I have this code which creates new node at the very front:
void push(struct Node** head_ref, int new_data)
{
struct Node* new_node = (struct Node*) malloc(sizeof(struct Node));
new_node->data = new_data;
new_node->next = (*head_ref);
(*head_ref) = new_node;
}
And I have this code which creates a new node after another one:
void insertAfter(struct Node* prev_node, int new_data)
{
if (prev_node == NULL)
{
printf("the given previous node cannot be NULL");
return;
}
struct Node* new_node =(struct Node*) malloc(sizeof(struct Node));
new_node->data = new_data;
new_node->next = prev_node->next;
prev_node->next = new_node;
}
I understand that if we pass a single pointer a.k.a. head in the first case, the changes will take effect only in the push function, rather than the whole program. That's why we use reference to head to change what it points to.
In the second case, though, we pass a single pointer. I just don't understand why when we are not using reference to the previous node, the code will still work even though we are changing next to point to the new node.
Shouldn't these changes remain only in the insertAfter function?
In the first function
void push(struct Node** head_ref, int new_data)
{
struct Node* new_node = (struct Node*) malloc(sizeof(struct Node));
new_node->data = new_data;
new_node->next = (*head_ref);
(*head_ref) = new_node;
}
there is changed the pointer itself to the head node.

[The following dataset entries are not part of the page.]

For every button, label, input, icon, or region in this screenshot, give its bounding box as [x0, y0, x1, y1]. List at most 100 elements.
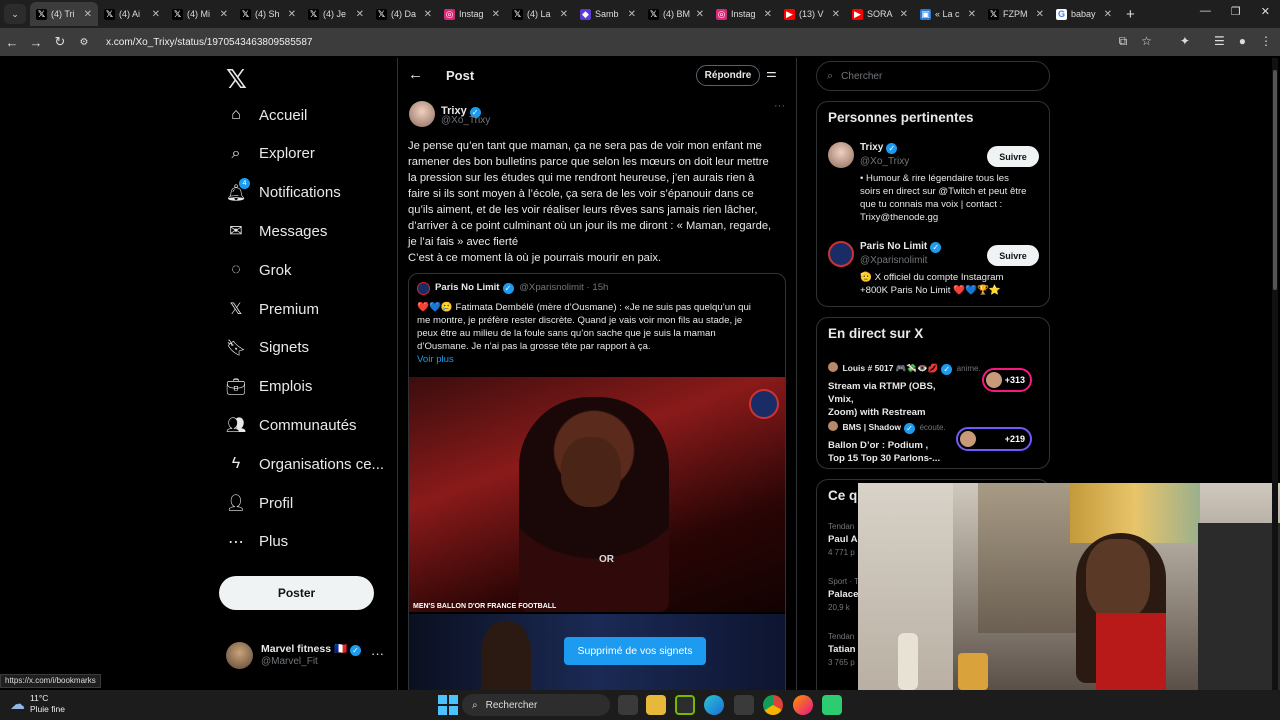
weather-widget[interactable]: ☁ 11°C Pluie fine	[10, 693, 65, 715]
tab-close-icon[interactable]: ✕	[288, 9, 296, 20]
reload-icon[interactable]: ↻	[48, 34, 72, 50]
browser-tab[interactable]: ◎ Instag ✕	[438, 2, 506, 26]
follow-button[interactable]: Suivre	[987, 245, 1039, 266]
forward-icon[interactable]: →	[24, 35, 48, 50]
more-options-icon[interactable]: ···	[371, 646, 384, 661]
tab-close-icon[interactable]: ✕	[1036, 9, 1044, 20]
nav-item-explorer[interactable]: ⌕ Explorer	[226, 141, 315, 167]
taskbar-search[interactable]: ⌕ Rechercher	[462, 694, 610, 716]
file-explorer-icon[interactable]	[646, 695, 666, 715]
tweet-author-handle[interactable]: @Xo_Trixy	[441, 115, 490, 126]
nav-item-profil[interactable]: 👤︎ Profil	[226, 490, 293, 516]
trend-item[interactable]: Tendan Tatian 3 765 p	[828, 632, 856, 667]
tab-close-icon[interactable]: ✕	[424, 9, 432, 20]
person-name[interactable]: Trixy	[860, 142, 883, 153]
person-handle[interactable]: @Xparisnolimit	[860, 255, 927, 266]
nav-item-plus[interactable]: ⋯ Plus	[226, 529, 288, 555]
search-box[interactable]: ⌕ Chercher	[816, 61, 1050, 91]
browser-tab[interactable]: ▶ SORA ✕	[846, 2, 914, 26]
trend-item[interactable]: Tendan Paul A 4 771 p	[828, 522, 858, 557]
address-bar[interactable]: x.com/Xo_Trixy/status/197054346380958558…	[106, 37, 312, 48]
back-icon[interactable]: ←	[0, 35, 24, 50]
browser-tab[interactable]: 𝕏 (4) BM ✕	[642, 2, 710, 26]
new-tab-button[interactable]: +	[1126, 6, 1135, 23]
nav-item-communautés[interactable]: 👥︎ Communautés	[226, 412, 357, 438]
page-scrollbar[interactable]	[1272, 58, 1278, 690]
reading-list-icon[interactable]: ☰	[1214, 34, 1225, 49]
tweet-more-icon[interactable]: ···	[774, 100, 785, 112]
avatar[interactable]	[828, 142, 854, 168]
browser-tab[interactable]: 𝕏 (4) La ✕	[506, 2, 574, 26]
extensions-icon[interactable]: ✦	[1180, 34, 1190, 49]
nav-item-signets[interactable]: 🔖︎ Signets	[226, 335, 309, 361]
minimize-icon[interactable]: —	[1200, 5, 1211, 18]
tab-close-icon[interactable]: ✕	[220, 9, 228, 20]
chrome-icon[interactable]	[763, 695, 783, 715]
x-logo-icon[interactable]: 𝕏	[226, 64, 247, 95]
menu-icon[interactable]: ⋮	[1260, 34, 1272, 49]
restore-icon[interactable]: ❐	[1231, 5, 1241, 18]
nav-item-accueil[interactable]: ⌂ Accueil	[226, 102, 307, 128]
tab-close-icon[interactable]: ✕	[356, 9, 364, 20]
account-switcher[interactable]: Marvel fitness 🇫🇷 ✓ @Marvel_Fit ···	[226, 642, 386, 676]
profile-icon[interactable]: ●	[1239, 34, 1246, 49]
trend-item[interactable]: Sport · T Palace 20,9 k	[828, 577, 859, 612]
quote-text-line: ❤️💙🥲 Fatimata Dembélé (mère d’Ousmane) :…	[417, 302, 751, 313]
back-arrow-icon[interactable]: ←	[408, 66, 423, 83]
person-handle[interactable]: @Xo_Trixy	[860, 156, 909, 167]
tab-close-icon[interactable]: ✕	[84, 9, 92, 20]
nav-item-messages[interactable]: ✉ Messages	[226, 218, 327, 244]
nav-item-emplois[interactable]: 💼︎ Emplois	[226, 374, 313, 400]
tab-close-icon[interactable]: ✕	[900, 9, 908, 20]
browser-tab[interactable]: 𝕏 (4) Je ✕	[302, 2, 370, 26]
store-icon[interactable]	[734, 695, 754, 715]
nav-item-grok[interactable]: ◌ Grok	[226, 257, 291, 283]
see-more-link[interactable]: Voir plus	[417, 354, 454, 365]
person-name[interactable]: Paris No Limit	[860, 241, 927, 252]
install-app-icon[interactable]: ⧉	[1119, 34, 1128, 49]
tweet-author-avatar[interactable]	[409, 101, 435, 127]
nvidia-icon[interactable]	[675, 695, 695, 715]
tab-close-icon[interactable]: ✕	[628, 9, 636, 20]
quoted-tweet[interactable]: Paris No Limit ✓ @Xparisnolimit · 15h ❤️💙…	[408, 273, 786, 690]
bookmark-star-icon[interactable]: ☆	[1141, 34, 1152, 49]
browser-tab[interactable]: ▣ « La c ✕	[914, 2, 982, 26]
reply-button[interactable]: Répondre	[696, 65, 760, 86]
browser-tab[interactable]: 𝕏 (4) Sh ✕	[234, 2, 302, 26]
close-window-icon[interactable]: ✕	[1261, 5, 1270, 18]
live-item[interactable]: BMS | Shadow ✓ écoute. Ballon D’or : Podi…	[828, 417, 1042, 465]
edge-icon[interactable]	[704, 695, 724, 715]
avatar[interactable]	[828, 241, 854, 267]
tab-close-icon[interactable]: ✕	[696, 9, 704, 20]
nav-item-notifications[interactable]: 🔔︎ 4 Notifications	[226, 177, 341, 206]
app-icon[interactable]	[822, 695, 842, 715]
browser-tab[interactable]: 𝕏 (4) Tri ✕	[30, 2, 98, 26]
filter-sliders-icon[interactable]: ⚌	[766, 66, 777, 80]
tab-close-icon[interactable]: ✕	[152, 9, 160, 20]
browser-tab[interactable]: ◎ Instag ✕	[710, 2, 778, 26]
tab-list-button[interactable]: ⌄	[4, 4, 26, 24]
tab-close-icon[interactable]: ✕	[1104, 9, 1112, 20]
live-item[interactable]: Louis # 5017 🎮💸👁️💋 ✓ anime. Stream via RT…	[828, 358, 1042, 419]
browser-tab[interactable]: ◆ Samb ✕	[574, 2, 642, 26]
nav-item-organisations-ce[interactable]: ϟ Organisations ce...	[226, 451, 384, 477]
browser-tab[interactable]: 𝕏 (4) Mi ✕	[166, 2, 234, 26]
quote-media-image[interactable]: OR MEN'S BALLON D'OR FRANCE FOOTBALL	[409, 377, 785, 612]
tab-close-icon[interactable]: ✕	[560, 9, 568, 20]
tab-close-icon[interactable]: ✕	[764, 9, 772, 20]
follow-button[interactable]: Suivre	[987, 146, 1039, 167]
browser-tab[interactable]: 𝕏 (4) Da ✕	[370, 2, 438, 26]
post-button[interactable]: Poster	[219, 576, 374, 610]
start-button[interactable]	[438, 695, 458, 715]
browser-tab[interactable]: Gbabay ✕	[1050, 2, 1118, 26]
site-info-icon[interactable]: ⚙	[72, 37, 96, 48]
tab-close-icon[interactable]: ✕	[832, 9, 840, 20]
tab-close-icon[interactable]: ✕	[968, 9, 976, 20]
browser-tab[interactable]: 𝕏 FZPM ✕	[982, 2, 1050, 26]
firefox-icon[interactable]	[793, 695, 813, 715]
browser-tab[interactable]: 𝕏 (4) Ai ✕	[98, 2, 166, 26]
task-view-icon[interactable]	[618, 695, 638, 715]
tab-close-icon[interactable]: ✕	[492, 9, 500, 20]
nav-item-premium[interactable]: 𝕏 Premium	[226, 296, 319, 322]
browser-tab[interactable]: ▶ (13) V ✕	[778, 2, 846, 26]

So the function needs to deal with the original pointer not with a copy of its value.
So you need to pass the pointer to th head node by reference.
In C passing by reference means passing an object indirectly through a pointer to it. In this case dereferencing the pointer like in this statement of the function
(*head_ref) = new_node;
the function has a direct access to the original passed object.
In the second function
void insertAfter(struct Node* prev_node, int new_data)
{
if (prev_node == NULL)
{
printf("the given previous node cannot be NULL");
return;
}
struct Node* new_node =(struct Node*) malloc(sizeof(struct Node));
new_node->data = new_data;
new_node->next = prev_node->next;
prev_node->next = new_node;
}
the pointer prev_node itself is not being changed. It is the node pointed to by the pointer that is being changed. So there is no need to pass the original pointer to the function by reference. On the other hand the node pointed to by the pointer prev_node is passed by reference due to the pointer. And using the pointer you can change data members of the pointed node.